Acceptance of the company s guarantee requires a review of the company s organ resolution in accorda

Mondo Finance Updated on 2024-01-30

The legislation of many countries and regions prohibits or restricts the provision of guarantees by companies to others. Article 16 of the Company Law of Taiwan stipulates that "a company shall not be any guarantor except for those who may be guarantors under other laws or the articles of association." Article 106 of the French Code of Commercial Companies stipulates that "except for the financial business of the company, it is forbidden for the company to provide guarantees and guarantees for the obligations of directors, general managers, permanent persons of directors of legal persons and their relatives to third parties." ”

Article 16 of the Company Law of the People's Republic of China stipulates that the provision of external guarantees by a company shall be decided by the competent decision-making authority of the company in accordance with legal procedures. Restrictions are imposed on the representation of the company's legal representative. Where the legal representative provides security for others without authorization, the validity of the contract shall be determined separately by distinguishing whether the creditor is bona fide at the time of conclusion of the contract: if the creditor is in good faith, the contract is valid;Otherwise, the contract is null and void.

How to determine whether the creditor is in good faith?

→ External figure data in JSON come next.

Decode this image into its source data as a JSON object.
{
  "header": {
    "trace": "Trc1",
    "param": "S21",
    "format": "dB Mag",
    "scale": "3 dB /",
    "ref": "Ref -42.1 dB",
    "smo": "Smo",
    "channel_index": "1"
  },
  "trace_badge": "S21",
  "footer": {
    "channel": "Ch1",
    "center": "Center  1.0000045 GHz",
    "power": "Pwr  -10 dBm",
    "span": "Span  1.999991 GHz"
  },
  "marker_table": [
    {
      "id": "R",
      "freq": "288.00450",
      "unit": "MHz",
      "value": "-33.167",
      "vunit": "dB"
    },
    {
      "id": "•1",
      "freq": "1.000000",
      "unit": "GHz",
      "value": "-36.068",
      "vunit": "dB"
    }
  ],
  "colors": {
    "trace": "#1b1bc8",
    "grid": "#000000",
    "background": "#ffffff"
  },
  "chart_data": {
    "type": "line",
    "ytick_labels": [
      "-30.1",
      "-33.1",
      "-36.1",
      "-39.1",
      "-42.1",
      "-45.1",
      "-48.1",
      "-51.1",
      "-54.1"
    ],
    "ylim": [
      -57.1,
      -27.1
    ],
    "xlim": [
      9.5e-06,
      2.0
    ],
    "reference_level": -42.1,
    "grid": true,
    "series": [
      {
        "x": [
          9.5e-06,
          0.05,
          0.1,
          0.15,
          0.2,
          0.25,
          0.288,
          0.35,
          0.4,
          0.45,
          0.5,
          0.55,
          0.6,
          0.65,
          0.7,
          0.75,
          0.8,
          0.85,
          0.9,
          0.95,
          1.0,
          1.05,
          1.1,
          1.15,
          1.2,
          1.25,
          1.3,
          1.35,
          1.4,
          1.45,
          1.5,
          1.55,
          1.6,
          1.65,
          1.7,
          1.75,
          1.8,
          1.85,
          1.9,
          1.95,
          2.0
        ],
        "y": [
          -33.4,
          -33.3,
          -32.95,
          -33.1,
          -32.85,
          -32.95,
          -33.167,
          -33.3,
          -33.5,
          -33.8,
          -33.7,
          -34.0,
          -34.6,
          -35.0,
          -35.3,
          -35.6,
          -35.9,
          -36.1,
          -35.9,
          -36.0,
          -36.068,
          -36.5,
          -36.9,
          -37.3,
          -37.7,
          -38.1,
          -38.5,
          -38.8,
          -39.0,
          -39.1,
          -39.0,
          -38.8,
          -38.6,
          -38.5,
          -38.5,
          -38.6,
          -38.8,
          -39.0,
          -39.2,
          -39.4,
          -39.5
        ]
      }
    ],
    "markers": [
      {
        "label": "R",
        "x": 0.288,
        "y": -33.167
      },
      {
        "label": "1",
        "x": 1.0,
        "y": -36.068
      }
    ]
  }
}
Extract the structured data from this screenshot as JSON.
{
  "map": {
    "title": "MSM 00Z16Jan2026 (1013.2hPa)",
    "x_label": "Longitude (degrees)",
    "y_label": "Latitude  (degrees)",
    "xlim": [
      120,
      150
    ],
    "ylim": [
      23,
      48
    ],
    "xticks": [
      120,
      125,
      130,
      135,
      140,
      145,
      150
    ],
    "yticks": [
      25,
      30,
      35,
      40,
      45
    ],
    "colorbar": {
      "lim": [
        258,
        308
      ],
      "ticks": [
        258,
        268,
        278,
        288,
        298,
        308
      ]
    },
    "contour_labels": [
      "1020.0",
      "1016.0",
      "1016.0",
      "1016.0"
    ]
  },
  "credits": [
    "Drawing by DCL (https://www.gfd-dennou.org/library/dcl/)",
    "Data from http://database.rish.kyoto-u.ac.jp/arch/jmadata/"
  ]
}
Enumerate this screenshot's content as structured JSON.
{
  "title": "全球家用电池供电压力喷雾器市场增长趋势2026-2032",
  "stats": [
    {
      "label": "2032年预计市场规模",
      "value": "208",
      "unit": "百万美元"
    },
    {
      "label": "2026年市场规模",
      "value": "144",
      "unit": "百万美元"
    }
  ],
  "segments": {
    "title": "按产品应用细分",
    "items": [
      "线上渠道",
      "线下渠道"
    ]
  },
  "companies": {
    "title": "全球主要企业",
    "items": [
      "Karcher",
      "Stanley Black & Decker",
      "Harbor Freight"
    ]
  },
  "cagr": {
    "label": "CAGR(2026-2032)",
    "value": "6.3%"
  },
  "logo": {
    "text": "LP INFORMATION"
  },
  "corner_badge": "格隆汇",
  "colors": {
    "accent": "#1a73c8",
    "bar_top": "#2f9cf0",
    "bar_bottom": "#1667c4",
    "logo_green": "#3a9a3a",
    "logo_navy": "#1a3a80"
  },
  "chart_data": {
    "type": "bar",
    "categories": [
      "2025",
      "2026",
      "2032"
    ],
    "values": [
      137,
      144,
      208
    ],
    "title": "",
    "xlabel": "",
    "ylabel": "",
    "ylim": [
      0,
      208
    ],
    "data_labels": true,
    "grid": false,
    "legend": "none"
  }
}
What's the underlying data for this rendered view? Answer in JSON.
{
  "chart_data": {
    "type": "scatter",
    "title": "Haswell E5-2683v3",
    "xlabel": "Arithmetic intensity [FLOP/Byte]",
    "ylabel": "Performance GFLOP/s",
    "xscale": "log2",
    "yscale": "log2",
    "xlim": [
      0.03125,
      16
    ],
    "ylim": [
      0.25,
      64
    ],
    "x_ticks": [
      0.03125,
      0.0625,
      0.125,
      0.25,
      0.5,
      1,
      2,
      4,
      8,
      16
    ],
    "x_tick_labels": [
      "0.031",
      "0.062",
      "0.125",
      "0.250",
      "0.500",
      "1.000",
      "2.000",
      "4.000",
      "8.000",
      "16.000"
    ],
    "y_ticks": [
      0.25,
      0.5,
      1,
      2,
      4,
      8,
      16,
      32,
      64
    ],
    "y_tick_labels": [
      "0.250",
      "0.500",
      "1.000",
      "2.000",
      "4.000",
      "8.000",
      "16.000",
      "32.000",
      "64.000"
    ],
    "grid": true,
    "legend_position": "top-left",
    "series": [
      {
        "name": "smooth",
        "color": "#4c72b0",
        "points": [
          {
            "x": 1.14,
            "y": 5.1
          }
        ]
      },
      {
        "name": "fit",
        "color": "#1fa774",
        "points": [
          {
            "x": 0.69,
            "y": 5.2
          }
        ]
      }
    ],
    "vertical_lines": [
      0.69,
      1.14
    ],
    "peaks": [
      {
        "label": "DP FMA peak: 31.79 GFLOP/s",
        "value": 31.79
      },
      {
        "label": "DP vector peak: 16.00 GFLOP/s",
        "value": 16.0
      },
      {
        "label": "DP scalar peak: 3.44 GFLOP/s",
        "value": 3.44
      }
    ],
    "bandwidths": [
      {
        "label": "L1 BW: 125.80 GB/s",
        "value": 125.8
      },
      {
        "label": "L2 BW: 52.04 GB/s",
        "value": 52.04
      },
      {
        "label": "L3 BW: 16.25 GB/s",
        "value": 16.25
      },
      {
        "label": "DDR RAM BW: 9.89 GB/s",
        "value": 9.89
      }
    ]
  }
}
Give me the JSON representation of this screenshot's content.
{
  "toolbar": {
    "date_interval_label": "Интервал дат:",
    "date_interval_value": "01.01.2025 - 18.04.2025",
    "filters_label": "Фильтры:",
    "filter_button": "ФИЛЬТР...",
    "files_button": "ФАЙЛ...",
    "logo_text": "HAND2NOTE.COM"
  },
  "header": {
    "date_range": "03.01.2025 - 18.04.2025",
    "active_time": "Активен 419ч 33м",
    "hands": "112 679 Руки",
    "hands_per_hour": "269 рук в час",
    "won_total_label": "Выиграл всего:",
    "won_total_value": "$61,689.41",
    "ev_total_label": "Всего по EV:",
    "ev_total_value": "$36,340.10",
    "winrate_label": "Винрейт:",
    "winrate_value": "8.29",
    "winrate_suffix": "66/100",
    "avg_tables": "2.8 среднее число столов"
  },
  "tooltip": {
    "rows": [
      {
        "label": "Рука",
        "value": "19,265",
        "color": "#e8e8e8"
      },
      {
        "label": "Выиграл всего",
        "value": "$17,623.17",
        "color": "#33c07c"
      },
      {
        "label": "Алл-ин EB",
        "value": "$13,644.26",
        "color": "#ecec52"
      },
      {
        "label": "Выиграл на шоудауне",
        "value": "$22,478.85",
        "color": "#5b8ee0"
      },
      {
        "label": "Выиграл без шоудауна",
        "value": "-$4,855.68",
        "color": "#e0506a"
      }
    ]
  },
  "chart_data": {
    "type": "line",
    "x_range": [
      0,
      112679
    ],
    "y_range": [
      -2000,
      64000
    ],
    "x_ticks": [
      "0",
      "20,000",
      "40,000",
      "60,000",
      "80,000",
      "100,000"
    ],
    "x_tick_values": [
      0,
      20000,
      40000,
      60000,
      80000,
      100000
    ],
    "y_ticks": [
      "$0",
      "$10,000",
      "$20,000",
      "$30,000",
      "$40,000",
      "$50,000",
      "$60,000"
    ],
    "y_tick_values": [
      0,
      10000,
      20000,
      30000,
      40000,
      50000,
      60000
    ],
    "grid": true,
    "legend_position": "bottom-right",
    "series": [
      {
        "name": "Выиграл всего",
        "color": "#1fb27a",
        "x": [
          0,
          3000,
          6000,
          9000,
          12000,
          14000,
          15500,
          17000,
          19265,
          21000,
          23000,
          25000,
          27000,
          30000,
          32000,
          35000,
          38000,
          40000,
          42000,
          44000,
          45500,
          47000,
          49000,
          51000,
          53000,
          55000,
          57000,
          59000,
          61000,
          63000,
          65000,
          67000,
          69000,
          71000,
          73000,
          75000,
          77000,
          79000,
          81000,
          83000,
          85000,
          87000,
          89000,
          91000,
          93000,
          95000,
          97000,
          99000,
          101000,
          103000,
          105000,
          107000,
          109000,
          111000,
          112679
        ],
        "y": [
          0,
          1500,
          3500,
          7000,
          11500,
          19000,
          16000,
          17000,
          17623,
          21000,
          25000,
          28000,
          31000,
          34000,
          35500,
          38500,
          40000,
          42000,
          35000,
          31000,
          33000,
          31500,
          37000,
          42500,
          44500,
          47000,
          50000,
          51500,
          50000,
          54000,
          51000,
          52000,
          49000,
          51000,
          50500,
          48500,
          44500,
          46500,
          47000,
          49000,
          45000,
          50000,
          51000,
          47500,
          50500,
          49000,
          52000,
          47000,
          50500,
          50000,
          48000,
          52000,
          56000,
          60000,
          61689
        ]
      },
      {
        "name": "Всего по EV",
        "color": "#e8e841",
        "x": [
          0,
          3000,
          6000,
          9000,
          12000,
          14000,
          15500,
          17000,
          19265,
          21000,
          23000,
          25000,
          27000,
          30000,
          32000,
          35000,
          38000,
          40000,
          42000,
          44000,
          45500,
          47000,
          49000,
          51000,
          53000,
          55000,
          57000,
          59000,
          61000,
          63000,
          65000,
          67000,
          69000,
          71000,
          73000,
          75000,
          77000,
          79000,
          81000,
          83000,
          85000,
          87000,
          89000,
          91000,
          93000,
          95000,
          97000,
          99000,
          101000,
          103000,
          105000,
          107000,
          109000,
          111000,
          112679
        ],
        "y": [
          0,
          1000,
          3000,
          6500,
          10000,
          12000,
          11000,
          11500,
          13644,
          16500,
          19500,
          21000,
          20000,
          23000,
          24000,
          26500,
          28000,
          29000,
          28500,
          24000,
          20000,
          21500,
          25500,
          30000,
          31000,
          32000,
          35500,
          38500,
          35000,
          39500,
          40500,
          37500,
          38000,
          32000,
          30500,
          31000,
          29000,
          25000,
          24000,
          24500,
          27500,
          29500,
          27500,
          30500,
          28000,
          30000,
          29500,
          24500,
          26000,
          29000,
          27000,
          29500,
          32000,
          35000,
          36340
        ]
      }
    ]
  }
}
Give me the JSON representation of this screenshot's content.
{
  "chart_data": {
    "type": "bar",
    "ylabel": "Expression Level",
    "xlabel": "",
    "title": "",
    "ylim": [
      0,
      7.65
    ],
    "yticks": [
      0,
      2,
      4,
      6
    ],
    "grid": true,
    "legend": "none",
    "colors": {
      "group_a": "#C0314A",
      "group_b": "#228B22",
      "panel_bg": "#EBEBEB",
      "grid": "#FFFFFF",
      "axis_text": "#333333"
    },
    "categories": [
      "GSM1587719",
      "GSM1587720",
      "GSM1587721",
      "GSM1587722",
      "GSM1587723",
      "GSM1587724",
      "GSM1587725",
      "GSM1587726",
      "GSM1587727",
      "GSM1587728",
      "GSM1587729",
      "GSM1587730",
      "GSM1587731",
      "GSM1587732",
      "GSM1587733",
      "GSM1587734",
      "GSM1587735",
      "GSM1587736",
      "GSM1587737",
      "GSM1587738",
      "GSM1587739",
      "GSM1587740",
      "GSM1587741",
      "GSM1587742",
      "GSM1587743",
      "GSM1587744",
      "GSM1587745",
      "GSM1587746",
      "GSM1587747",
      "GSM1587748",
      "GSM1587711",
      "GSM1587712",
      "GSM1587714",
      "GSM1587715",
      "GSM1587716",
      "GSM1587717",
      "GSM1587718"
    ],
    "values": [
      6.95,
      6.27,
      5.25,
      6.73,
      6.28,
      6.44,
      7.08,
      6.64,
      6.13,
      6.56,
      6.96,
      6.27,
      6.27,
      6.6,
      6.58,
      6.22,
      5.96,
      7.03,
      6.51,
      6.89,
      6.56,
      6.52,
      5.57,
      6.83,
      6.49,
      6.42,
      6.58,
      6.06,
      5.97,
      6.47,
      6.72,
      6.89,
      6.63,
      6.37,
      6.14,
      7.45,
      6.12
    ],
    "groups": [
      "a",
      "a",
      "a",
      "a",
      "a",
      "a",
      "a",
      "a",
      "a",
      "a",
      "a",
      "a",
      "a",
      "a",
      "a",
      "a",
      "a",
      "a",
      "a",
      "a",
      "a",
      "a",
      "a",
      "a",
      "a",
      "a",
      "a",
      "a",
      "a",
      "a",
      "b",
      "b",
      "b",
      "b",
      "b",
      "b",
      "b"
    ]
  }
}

It means that the creditor does not know or should not know that the legal representative has exceeded his authority to conclude the security contract. This requires that when the creditor concludes the security contract, it cannot be deemed that the legal representative has the right to sign the guarantee contract by simply signing it with the signature of the legal representative and affixing the company's official seal;Instead, the resolution documents of the company's competent authorities should be reviewed. Of course, the creditor's review of the content of the company's resolution is generally limited to the formal review, and the necessary duty of care is sufficient.

Where the company argues that the creditor is not in good faith on the grounds that the resolution of the organ is forged or altered by the legal representative, the resolution procedure is illegal, the signature (name) is false, or the amount of the guarantee exceeds the limit, the people's court will generally not support it. However, unless the company has evidence to prove that the creditor knew that the resolution was forged or altered.

According to judicial statistics, in 2011, the number of corporate guarantee cases accepted by courts in the first instance across the country was 5870,000 cases, with a target of 420 billion yuan;In 2017, the number of first-instance cases of corporate guarantee in courts nationwide increased to 3970,000 cases, and the subject matter of the prosecution reached 221 trillion yuan, and the number of cases accounts for nearly 10% of the total number of first-instance commercial cases in courts across the country.